Carlo Lorenzini sous le pseudonyme de Collodi du nom du village natal de sa mère avait publié de juin à décembre 1881, sous forme d’épisodes, dans le Giornale per i bambini (le journal des enfants) « Les Aventures d’une marionnette ». Elles s’étaient achevées par la pendaison de Pinocchio. Sous la pression des lecteurs et l’insistance de son ami et rédacteur en chef Guido Biagi, Collodi reprend enfin la suite de l’histoire sous le nouveau titre, Les Aventures de Pinocchio, qui seront diffusées de février 1882 à janvier 1883 jusqu'à un ultime trente sixième chapitre.
Cette suite, plus loufoque, burlesque, fantastique et extravagante je vous la propose à partir du 16e épisode. 

épisode 17 - consultations

Nous les maçons, on est soudés par le ciment et vous les postiers, vous avez quoi ?
La colle des timbres ?!

Jean-Marie Gourio – Brèves de comptoir

Où Grillon-qui-parle règle ses comptes et la Fée bleue joue les infirmières.

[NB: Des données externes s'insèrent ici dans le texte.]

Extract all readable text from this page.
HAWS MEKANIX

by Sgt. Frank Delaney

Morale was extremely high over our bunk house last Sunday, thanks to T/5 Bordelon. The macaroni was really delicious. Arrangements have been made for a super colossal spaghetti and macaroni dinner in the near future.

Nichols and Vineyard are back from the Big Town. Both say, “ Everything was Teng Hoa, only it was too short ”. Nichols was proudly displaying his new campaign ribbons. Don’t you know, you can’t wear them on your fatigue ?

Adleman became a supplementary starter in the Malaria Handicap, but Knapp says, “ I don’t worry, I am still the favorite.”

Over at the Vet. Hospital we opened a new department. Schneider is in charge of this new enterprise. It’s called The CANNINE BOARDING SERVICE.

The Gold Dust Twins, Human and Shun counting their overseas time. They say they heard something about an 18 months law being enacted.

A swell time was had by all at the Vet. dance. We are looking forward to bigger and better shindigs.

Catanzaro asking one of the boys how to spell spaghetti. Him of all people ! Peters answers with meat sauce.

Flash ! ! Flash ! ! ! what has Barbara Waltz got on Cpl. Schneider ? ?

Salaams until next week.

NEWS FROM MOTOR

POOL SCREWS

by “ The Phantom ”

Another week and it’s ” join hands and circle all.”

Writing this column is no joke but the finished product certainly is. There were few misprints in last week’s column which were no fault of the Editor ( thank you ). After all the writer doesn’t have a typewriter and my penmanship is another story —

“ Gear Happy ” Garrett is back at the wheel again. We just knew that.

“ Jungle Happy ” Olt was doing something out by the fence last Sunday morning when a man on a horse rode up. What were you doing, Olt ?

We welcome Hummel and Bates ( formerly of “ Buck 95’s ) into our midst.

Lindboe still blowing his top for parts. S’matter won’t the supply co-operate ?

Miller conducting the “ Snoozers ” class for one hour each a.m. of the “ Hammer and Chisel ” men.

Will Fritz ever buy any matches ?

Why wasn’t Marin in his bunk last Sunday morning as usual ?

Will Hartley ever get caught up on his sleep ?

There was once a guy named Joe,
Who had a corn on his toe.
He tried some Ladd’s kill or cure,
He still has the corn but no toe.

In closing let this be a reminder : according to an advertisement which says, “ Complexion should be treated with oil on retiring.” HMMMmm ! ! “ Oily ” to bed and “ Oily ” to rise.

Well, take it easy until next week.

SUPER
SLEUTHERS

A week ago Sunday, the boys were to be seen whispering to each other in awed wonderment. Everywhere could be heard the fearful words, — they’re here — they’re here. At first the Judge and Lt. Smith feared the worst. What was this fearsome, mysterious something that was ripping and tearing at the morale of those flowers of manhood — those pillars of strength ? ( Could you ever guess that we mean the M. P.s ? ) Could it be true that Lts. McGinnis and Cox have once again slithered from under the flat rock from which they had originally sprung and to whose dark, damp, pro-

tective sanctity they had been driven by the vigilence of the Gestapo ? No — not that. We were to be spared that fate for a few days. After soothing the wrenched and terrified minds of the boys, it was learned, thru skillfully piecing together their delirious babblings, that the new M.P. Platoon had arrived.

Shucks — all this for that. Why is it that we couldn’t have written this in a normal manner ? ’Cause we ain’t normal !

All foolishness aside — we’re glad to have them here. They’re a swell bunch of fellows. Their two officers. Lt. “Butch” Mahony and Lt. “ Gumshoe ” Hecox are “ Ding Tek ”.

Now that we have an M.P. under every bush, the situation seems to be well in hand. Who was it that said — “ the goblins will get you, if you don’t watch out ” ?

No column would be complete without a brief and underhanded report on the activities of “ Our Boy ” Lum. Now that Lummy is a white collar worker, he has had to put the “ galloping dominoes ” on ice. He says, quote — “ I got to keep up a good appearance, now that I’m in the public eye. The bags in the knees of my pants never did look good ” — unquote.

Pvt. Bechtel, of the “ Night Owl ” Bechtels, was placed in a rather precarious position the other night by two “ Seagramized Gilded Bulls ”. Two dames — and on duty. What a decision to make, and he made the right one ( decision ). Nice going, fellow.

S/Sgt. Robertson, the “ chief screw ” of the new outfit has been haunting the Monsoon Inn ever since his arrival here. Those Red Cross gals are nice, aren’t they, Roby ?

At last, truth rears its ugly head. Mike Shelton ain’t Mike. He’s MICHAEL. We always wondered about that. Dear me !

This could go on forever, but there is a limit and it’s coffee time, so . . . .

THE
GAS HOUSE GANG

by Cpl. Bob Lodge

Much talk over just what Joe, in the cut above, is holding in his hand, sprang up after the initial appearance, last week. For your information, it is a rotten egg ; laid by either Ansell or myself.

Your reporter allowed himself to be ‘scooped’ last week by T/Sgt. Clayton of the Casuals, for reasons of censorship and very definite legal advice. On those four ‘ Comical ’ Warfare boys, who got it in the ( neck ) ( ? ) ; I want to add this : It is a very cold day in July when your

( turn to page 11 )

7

Pinocchio et carabinsLe Corbac rallégea le premzire. Il prit le pouls de Pinocchio, lui tripota le nazibus, le petit orteil et au final se retourna vers la Fée ; il croassa avec solennité :
- À mon avis, cette marionnette est bel et bien clamsée. Pourtant, si par hasard elle n’avait pas soufflé sa veilleuse, alors nous pourrions affirmer et y a pas à tortiller, qu’elle est toujours vivante.

La Chouette après son examen hulula avec un soupçon de mépris dans le hou ! hou ! :
- Je regrette de devoir contredire mon honorable confrère et non moins illustre ami (
un petit coup de brosse à reluire précède toujours l’avis d’un faux derch’) mais selon moi, la marionnette est bien vivante. Evidemment si par mésaventure elle n’était pas vivante, alors il serait indiscutable qu’elle soit morte.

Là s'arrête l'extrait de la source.